You tap your card. The terminal beeps twice.
Peep peep.
“Receipt?” the cashier asks. You shake your head, grab your coffee, and leave.
The whole tap took less than a second.
But in that second, your card silently crossed multiple systems, multiple encryption boundaries, and a few quietly careful security checks — and came back with a yes or no.
Here’s what actually happened.
Your Maybank card. A Public Bank merchant. Two completely separate banks. How does the message even know where to go?
The first 6 to 8 digits of your card number — the BIN — uniquely identify your bank. BINs never overlap between issuers, so the switch keeps a routing table that maps every BIN range to the bank it belongs to. The acquirer hands the message off, and the switch looks up the line.
But Public Bank’s side doesn’t talk to Maybank directly. It doesn’t have to. In Malaysia, every bank connects to one central switch — MyDebit. One plug. When a new bank joins the ecosystem, they call PayNet, not every other bank in the country.
A switchboard in the middle and a card number that tells it which line to ring.

What stops someone from changing the payload?
Before the message leaves the acquirer, it’s stamped with a MAC (Message Authentication Code) — a unique fingerprint of that exact message, produced using a secret key. PayNet receives it, runs the same check, and verifies the fingerprint matches.

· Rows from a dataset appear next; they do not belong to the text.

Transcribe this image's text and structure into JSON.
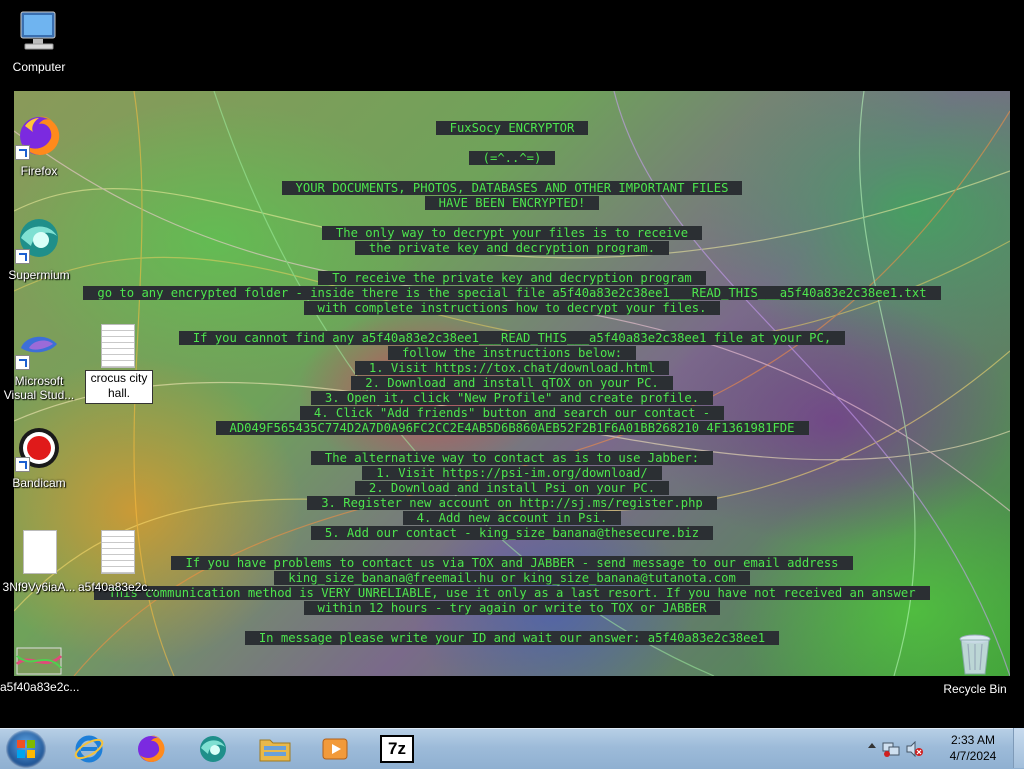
{
  "desktop_icons": {
    "computer": "Computer",
    "firefox": "Firefox",
    "supermium": "Supermium",
    "vs_line1": "Microsoft",
    "vs_line2": "Visual Stud...",
    "bandicam": "Bandicam",
    "file_3nf": "3Nf9Vy6iaA...",
    "file_a5f_txt": "a5f40a83e2c...",
    "file_a5f_img": "a5f40a83e2c...",
    "recycle_bin": "Recycle Bin",
    "rename_line1": "crocus city",
    "rename_line2": "hall."
  },
  "ransom_note": {
    "lines": [
      "FuxSocy ENCRYPTOR",
      "",
      "(=^..^=)",
      "",
      "YOUR DOCUMENTS, PHOTOS, DATABASES AND OTHER IMPORTANT FILES",
      "HAVE BEEN ENCRYPTED!",
      "",
      "The only way to decrypt your files is to receive",
      "the private key and decryption program.",
      "",
      "To receive the private key and decryption program",
      "go to any encrypted folder - inside there is the special file a5f40a83e2c38ee1___READ_THIS___a5f40a83e2c38ee1.txt",
      "with complete instructions how to decrypt your files.",
      "",
      "If you cannot find any a5f40a83e2c38ee1___READ_THIS___a5f40a83e2c38ee1 file at your PC,",
      "follow the instructions below:",
      "1. Visit https://tox.chat/download.html",
      "2. Download and install qTOX on your PC.",
      "3. Open it, click \"New Profile\" and create profile.",
      "4. Click \"Add friends\" button and search our contact -",
      "AD049F565435C774D2A7D0A96FC2CC2E4AB5D6B860AEB52F2B1F6A01BB268210 4F1361981FDE",
      "",
      "The alternative way to contact as is to use Jabber:",
      "1. Visit https://psi-im.org/download/",
      "2. Download and install Psi on your PC.",
      "3. Register new account on http://sj.ms/register.php",
      "4. Add new account in Psi.",
      "5. Add our contact - king_size_banana@thesecure.biz",
      "",
      "If you have problems to contact us via TOX and JABBER - send message to our email address",
      "king_size_banana@freemail.hu or king_size_banana@tutanota.com",
      "This communication method is VERY UNRELIABLE, use it only as a last resort. If you have not received an answer",
      "within 12 hours - try again or write to TOX or JABBER",
      "",
      "In message please write your ID and wait our answer: a5f40a83e2c38ee1"
    ]
  },
  "taskbar": {
    "apps": [
      "internet-explorer",
      "firefox",
      "supermium",
      "file-explorer",
      "media-player",
      "7-zip"
    ],
    "sevenzip_label": "7z"
  },
  "clock": {
    "time": "2:33 AM",
    "date": "4/7/2024"
  }
}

Doesn’t match? Something changed. Transaction rejected.
The fingerprint is generated using a key — but that key isn’t just sitting around. It was produced by an HSM (Hardware Security Module), a tamper-proof device that holds a master secret it never reveals.
Every working key used in the transaction traces back to that master secret. Try to crack the HSM open and it wipes itself, taking the entire chain of trust with it. Every hop in the journey — acquirer to PayNet, PayNet to your bank — goes through this same verification.

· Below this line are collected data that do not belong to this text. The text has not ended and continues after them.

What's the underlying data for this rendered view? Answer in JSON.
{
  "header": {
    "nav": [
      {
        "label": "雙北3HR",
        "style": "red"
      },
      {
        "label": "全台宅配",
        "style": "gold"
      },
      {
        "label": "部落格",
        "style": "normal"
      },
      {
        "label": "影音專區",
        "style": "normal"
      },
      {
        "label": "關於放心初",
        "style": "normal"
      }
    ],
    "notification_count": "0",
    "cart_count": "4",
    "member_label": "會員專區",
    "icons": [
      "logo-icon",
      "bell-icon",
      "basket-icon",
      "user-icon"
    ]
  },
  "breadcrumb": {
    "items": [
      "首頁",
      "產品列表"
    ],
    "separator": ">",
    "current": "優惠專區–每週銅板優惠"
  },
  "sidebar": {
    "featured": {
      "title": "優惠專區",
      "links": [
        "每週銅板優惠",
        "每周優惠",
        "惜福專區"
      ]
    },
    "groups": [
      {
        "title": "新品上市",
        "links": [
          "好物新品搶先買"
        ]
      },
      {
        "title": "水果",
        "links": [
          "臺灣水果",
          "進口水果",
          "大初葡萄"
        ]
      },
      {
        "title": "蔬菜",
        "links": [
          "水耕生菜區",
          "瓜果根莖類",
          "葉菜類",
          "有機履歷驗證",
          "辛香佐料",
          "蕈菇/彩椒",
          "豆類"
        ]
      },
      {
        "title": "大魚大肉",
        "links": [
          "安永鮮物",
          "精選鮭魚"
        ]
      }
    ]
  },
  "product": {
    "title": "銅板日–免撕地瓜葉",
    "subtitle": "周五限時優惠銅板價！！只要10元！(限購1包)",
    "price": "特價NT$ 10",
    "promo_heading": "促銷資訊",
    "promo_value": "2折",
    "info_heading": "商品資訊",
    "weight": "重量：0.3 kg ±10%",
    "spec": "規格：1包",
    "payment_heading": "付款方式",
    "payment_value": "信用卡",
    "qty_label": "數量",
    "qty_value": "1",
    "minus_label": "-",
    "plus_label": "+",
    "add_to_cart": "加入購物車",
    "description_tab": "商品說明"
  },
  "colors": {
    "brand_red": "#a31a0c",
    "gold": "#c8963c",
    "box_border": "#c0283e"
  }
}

The PIN Translation Problem
Here’s the thing: nobody in this chain ever actually saw your PIN. The moment you entered it, it was encrypted. It traveled as gibberish. Not even PayNet, sitting in the middle of the entire transaction, can read it.
But there’s a problem. PayNet still needs to pass the PIN to your bank, and your bank uses a different key than the acquirer side. The PIN is locked in a box only one key can open, and the bank doesn’t have that key.
So inside PayNet’s HSM, the PIN block gets re-wrapped: unlocked with one key, locked again with your bank’s key. This is called PIN translation. Ciphertext goes in, different ciphertext comes out. Nothing readable ever leaves the box. Your bank receives it, unwraps it, checks it.
Approved. Peep peep.
You grab your coffee.
Multiple systems. Multiple keys. Multiple verifications. And the entire thing is engineered around one quiet assumption: trust nobody in the middle.